A high- resolution curved crystal x-ray spectrometer of the Johann type and employing a proportional counter detection system, has been constructed and its design is described. An original high-intensity narrow focus x-ray source, capable of operation under conditions of ultra-high vacuum, has been designed and its performance characteristics are discussed. A preliminary investigation has been performed into the effect of the x-ray take-off angle, and the effect of variations in the tube voltage and emission current, on the intensity received at the detector. The descriptions of the experimental equipment include a method by which the metallic absorption foils could be evaporated, and subsequently cooled, under ultra-high vacuum conditions. Also described is an improved method of producing pinhole free, self-supporting aluminium windows of the order of 1000A thick. The Mv and Miv x-ray absorption spectra of CAESIUM FLUORIDE, BARIUM METAL, BARIUM FLUORIDE, BARIUM OXIDE, LANTHANUM METAL, LANTHANUM FLUORIDE, LANTHANUM OXIDE, CERIUM METAL, CEROUS FLUORIDE, and CERIC OXIDE have been examined and the existence of true edge type absorption has been established in each of the absorbers. A suggestion is made to account for the difference between the energy positions of the observed absorptions edges and those predicted from the L-spectra data, (the L-M discrepancy).

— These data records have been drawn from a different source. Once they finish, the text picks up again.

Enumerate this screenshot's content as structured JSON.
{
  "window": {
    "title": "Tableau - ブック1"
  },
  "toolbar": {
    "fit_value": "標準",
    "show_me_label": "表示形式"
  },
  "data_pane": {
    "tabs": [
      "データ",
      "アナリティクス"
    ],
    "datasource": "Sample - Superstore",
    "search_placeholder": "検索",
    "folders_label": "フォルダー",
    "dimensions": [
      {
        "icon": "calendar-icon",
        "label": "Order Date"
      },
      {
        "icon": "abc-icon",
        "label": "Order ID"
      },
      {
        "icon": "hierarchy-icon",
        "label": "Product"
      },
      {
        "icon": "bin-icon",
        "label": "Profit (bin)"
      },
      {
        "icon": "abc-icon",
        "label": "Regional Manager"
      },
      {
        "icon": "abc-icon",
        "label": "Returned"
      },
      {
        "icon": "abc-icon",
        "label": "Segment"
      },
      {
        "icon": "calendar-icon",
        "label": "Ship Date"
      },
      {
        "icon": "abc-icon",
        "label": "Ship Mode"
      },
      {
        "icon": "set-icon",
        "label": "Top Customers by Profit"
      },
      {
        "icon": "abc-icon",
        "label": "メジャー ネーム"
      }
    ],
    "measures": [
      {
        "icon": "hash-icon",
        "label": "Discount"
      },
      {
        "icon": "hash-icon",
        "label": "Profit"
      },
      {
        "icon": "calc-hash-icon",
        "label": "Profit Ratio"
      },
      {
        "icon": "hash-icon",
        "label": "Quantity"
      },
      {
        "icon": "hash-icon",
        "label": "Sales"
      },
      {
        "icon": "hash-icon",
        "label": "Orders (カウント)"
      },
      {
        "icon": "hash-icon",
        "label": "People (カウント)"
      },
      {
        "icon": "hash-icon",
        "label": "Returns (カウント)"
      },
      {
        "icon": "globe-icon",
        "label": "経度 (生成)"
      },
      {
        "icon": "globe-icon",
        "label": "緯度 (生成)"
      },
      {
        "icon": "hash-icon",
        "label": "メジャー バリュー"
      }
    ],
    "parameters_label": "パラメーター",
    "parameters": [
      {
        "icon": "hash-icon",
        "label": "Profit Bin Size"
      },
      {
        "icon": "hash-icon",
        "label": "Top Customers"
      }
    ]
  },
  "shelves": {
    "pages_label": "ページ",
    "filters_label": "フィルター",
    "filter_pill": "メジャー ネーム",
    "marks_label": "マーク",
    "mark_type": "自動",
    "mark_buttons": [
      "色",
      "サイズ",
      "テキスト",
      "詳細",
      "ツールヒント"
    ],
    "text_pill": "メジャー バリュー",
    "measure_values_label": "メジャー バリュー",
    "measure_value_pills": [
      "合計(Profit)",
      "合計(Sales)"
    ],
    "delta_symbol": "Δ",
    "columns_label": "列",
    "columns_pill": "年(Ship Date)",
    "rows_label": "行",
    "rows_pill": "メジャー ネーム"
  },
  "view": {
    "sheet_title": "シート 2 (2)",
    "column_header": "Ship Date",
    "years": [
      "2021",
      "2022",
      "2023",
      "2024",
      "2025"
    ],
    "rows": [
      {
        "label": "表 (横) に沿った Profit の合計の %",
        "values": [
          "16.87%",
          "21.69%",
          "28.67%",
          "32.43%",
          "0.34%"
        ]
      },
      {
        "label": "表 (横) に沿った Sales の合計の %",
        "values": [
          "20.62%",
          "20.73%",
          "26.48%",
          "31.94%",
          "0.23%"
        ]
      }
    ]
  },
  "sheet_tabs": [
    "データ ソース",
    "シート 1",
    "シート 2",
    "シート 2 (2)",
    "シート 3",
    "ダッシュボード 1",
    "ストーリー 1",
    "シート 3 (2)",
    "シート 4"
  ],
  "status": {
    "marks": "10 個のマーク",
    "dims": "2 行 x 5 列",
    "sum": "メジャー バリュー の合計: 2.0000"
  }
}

A difference has been detected between the energy positions of the Miv,v absorption edges observed in the metallic and the corresponding non-metallic absorbers. The Mv and Miv absorption lines of the lanthanide absorbers have been quantitatively measured, and as a result a model has been proposed for the electronic coupling between the 3d and the 4f level. The Mv and Miv absorption spectra of the metallic absorbers have been measured at low temperatures, and only that of cerium was found to change significantly upon cooling. This change in the absorption structure has been attributed to the a = y phase transformation, and as a result it has been possible to propose a model for the crystalline structure of the a-phase of cerium.